The Jackets have reached all the way out to the west coast to search for their Quarterback of the future, and they found him in San Diego native Lucas Johnson. The former San Diego State commit flipped to Georgia Tech after visiting both schools. Johnson will join a rapidly growing Georgia Tech recruiting class, becoming the 17th commit for 2016.
Johnson has been overlooked by many schools and recruiting and services during his recruitment. Originally rated as a 2-star recruit by Rivals, Johnson was recently upgraded to a 3-star after a strong senior year resulted in interest from Georgia Tech. He still lacks a long list of offers, as other schools still have not discovered the California product.
Johnson announced his decision via Twitter with this twitter post:
I am proud to announce that I will be continuing my football career at Georgia Tech! #YellowJackets #ACC #LGI pic.twitter.com/kSbUbUfJBJ— Dr. Johnson (@lucasj_7) January 26, 2016
Johnson's tape is quite impressive. As a passer, he is by far the most developed quarterback prospect that Georgia Tech has landed during Paul Johnson's tenure as head coach. It is easy to tell that he was well coached in high school, and should be able to bring his passing to the next level with success. Johnson's ball placement ability is stellar, and is something that will open up the offense for Georgia Tech. On a variety of throws, he can place the ball where only his receiver can get it, which is a highly coveted skill in a system that sees a good amount of man coverage. His back-shoulder passes are a thing of beauty, and his throws to the end zone will be unfair when he gets to work with Georgia Tech's tall receivers.

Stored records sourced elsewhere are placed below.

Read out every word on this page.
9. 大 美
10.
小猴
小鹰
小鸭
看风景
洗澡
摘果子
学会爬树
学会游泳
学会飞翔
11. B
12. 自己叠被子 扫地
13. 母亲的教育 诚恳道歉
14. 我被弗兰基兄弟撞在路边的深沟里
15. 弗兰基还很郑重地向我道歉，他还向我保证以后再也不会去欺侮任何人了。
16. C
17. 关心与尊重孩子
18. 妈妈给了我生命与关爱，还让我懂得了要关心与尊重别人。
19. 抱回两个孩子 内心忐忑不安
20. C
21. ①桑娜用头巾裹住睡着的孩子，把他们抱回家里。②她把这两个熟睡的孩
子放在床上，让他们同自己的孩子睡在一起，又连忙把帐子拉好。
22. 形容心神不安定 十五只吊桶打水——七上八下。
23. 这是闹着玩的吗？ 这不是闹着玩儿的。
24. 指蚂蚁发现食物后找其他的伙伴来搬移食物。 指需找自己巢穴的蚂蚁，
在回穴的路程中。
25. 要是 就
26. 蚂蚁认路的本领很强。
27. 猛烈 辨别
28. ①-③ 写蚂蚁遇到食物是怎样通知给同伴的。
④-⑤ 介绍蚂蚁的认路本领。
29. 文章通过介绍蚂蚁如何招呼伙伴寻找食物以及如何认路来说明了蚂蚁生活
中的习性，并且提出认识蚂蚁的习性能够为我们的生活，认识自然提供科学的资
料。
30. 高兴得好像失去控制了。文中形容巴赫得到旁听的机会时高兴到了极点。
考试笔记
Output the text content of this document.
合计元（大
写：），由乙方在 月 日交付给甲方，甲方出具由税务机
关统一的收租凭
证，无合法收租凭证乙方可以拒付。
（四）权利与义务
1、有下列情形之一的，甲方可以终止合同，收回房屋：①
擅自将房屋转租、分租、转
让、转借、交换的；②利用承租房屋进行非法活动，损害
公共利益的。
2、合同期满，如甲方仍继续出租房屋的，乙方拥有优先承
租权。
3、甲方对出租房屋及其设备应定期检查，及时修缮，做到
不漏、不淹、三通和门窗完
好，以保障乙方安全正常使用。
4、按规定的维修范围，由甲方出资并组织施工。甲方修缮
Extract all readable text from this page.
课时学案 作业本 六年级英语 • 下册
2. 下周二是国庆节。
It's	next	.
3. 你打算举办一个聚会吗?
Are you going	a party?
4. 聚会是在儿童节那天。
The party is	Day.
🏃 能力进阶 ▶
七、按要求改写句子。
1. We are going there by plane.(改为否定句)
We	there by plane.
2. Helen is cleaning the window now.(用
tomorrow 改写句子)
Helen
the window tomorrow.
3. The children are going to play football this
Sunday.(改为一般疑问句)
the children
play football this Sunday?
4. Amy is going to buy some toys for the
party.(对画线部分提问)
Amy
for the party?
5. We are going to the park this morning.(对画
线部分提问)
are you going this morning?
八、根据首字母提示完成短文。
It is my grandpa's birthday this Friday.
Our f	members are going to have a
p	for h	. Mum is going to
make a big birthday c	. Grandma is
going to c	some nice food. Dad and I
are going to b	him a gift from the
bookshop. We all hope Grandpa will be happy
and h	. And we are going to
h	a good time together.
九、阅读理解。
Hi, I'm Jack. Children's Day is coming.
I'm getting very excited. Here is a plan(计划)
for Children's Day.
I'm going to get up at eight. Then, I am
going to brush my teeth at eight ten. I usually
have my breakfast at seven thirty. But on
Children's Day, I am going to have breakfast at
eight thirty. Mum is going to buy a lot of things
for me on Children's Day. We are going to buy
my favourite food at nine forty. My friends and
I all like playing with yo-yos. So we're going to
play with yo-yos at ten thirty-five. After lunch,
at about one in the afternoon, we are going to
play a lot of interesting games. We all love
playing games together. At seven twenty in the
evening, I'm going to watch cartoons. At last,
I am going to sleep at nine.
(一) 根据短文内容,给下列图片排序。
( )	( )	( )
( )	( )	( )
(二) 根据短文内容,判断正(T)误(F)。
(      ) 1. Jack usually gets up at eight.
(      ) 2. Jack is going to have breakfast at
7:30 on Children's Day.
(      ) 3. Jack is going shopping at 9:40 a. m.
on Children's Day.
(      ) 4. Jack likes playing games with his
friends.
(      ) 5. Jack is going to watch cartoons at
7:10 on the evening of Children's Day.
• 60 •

He can also make a variety of throws. He can drive the ball down field, throw touch passes, or throw darts on fast-developing routes. The way he can change up his release velocity to match the type of throw he is making is something special for a high school player.
As a runner, Johnson shows all the necessary physical abilities required in order to be dangerous in Paul Johnson's spread option attack. He's not Justin Thomas with the ball in his hands, but he can get the job done. He's slippery, and it is tough to wrap him up. He also uses his blocks extremely well and is a patient runner, which is something else that is good to see for a high school prospect.
I would have liked to have seen some more option reads in his game, as not every prospect that comes to Georgia Tech has the ability to learn all the reads necessary to excel as a quarterback. His high school offense was more pass happy than Georgia Tech's, so that will be an adjustment for him.
Overall, this is an exciting and intriguing prospect that could change the flow the offense for Georgia Tech. Let's welcome him to the flats!